Any other provision of the constitution may be amended by a bill passed by the Assembly, supported by a vote of at least two-thirds of its members, together with the support of at least six of the provinces in the Council of Provinces, provided that the amendment:

(i) Relates to a matter that affects the Council of Provinces;

(ii) Alters provincial boundaries, powers, functions or institutions; or

(iii) Amends a provision that deals specifically with a provincial matter.

Category 4

In an instance where a bill, in whole or in part, affects a specific province or provinces, it may not be adopted by the Council of Provinces unless it has been approved by the relevant provincial legislature or legislatures. This is an example of ratification by an institution that does not form part of the legislative process, and it is intended to protect the interest of the province concerned.

Category 5

All other provisions of the constitution not covered by the categories referred to above may be amended merely by a two-thirds majority in the National Assembly.

There is, however, another potential obstacle to changing the constitution.

It is known as the Basic Structure Doctrine, which the Supreme Court of India, in its jurisprudence, has pioneered.

According to this doctrine, the Constitution of India has been interpreted to impose certain substantive limitations on the power of the legislature to amend the constitution at all, despite the fact that article 368 of the said constitution appears to confer an unlimited power of amendment on the legislature, by virtue of the mechanism of a two thirds majority.

According to this doctrine, the question is asked whether a process of radical restructuring of the constitution might not qualify as an “amendment” at all.

In its seminal judgment, in case of Kesavananda versus State of Kerala, the Indian Supreme Court held that the amending power conferred by article 368 did not extend to any amendment which would alter the basic structure of the constitution, such as, for example, the independence of the judiciary.

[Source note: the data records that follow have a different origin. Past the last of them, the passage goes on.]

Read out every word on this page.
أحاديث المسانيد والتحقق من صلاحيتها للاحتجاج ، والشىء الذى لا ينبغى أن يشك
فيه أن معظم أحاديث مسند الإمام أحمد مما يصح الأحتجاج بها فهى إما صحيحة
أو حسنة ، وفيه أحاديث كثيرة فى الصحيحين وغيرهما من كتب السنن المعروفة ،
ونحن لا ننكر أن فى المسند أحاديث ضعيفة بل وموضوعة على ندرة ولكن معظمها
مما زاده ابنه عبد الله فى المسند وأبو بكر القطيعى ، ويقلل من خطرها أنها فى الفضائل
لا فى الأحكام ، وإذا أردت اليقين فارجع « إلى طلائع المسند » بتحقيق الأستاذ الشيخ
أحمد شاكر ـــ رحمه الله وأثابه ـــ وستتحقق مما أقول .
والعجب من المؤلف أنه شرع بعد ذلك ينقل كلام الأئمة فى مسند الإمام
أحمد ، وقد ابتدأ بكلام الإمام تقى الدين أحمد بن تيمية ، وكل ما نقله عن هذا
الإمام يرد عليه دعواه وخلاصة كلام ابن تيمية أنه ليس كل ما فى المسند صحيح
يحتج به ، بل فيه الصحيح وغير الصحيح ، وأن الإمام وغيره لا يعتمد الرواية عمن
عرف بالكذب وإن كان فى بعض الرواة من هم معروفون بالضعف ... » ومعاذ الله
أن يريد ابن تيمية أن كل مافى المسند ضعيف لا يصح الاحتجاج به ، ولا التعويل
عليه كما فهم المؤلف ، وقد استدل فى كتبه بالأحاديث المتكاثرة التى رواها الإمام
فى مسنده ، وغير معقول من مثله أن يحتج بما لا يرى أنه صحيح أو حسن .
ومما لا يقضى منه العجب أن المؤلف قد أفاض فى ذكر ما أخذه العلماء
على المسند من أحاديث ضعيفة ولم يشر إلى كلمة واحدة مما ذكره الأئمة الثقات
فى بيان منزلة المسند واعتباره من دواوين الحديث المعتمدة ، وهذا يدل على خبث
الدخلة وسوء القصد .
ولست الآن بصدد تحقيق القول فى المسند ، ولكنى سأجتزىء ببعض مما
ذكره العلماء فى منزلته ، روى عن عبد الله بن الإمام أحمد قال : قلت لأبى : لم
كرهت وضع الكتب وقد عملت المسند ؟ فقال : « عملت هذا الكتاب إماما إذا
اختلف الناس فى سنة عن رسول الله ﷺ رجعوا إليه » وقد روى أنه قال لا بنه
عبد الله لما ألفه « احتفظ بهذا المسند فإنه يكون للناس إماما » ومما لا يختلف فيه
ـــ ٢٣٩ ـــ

The Basic Structure Doctrine is an inordinately controversial one and there are cogent arguments for and against it.

As far as South African constitutional law is concerned, in the case of Premier of KwaZulu-Natal versus President of the Republic of South Africa, the Constitutional Court left open the possibility that it would incorporate this doctrine into our law.

In this case, Judge Ismail Mahomed merely observed that this profound and indeed potentially revolutionary doctrine has engaged the Indian Supreme Court for some years.

As a result of this and other South African cases, such as United Democratic Movement versus the President of the Republic of South Africa, the exact status of the Basic Structure Doctrine remains unclear in South Africa, since the court did not actually hold that it applies in our constitutional law. It is submitted, however, that, should parliament, using a legislative act, patently violate our democratic dispensation, and thereby undermine the fundamental principles on which the constitution is premised, then the exercise of the Basic Structure Doctrine, as explained above, would be justified.

It is, however, further submitted that the approach of the Constitutional Court in Premier of KwaZulu-Natal and United Democratic Movement cases, referred to above, is the correct one, in terms of which there is neither express recognition nor rejection of the doctrine. At most there is an implied recognition.

In effect, the doctrine is waiting in the wings should circumstances and a crisis situation arise that require the Constitutional Court to invoke its application.

In the light of the above explanation, it is submitted that any substantive change, as opposed to a mere technical change, to the constitution, is a complex issue, potentially destabilising, fraught with political and constitutional difficulties and is therefore unlikely to be proposed.

Nevertheless, Zuma’s political statements to his supporters are most unfortunate since in the interest of the country clarity on this issue is essential for political and economic stability in South Africa.

* Devenish is professor emeritus and senior research associate at the University of KwaZulu-Natal and one of the scholars that assisted in drafting the interim constitution in 1993.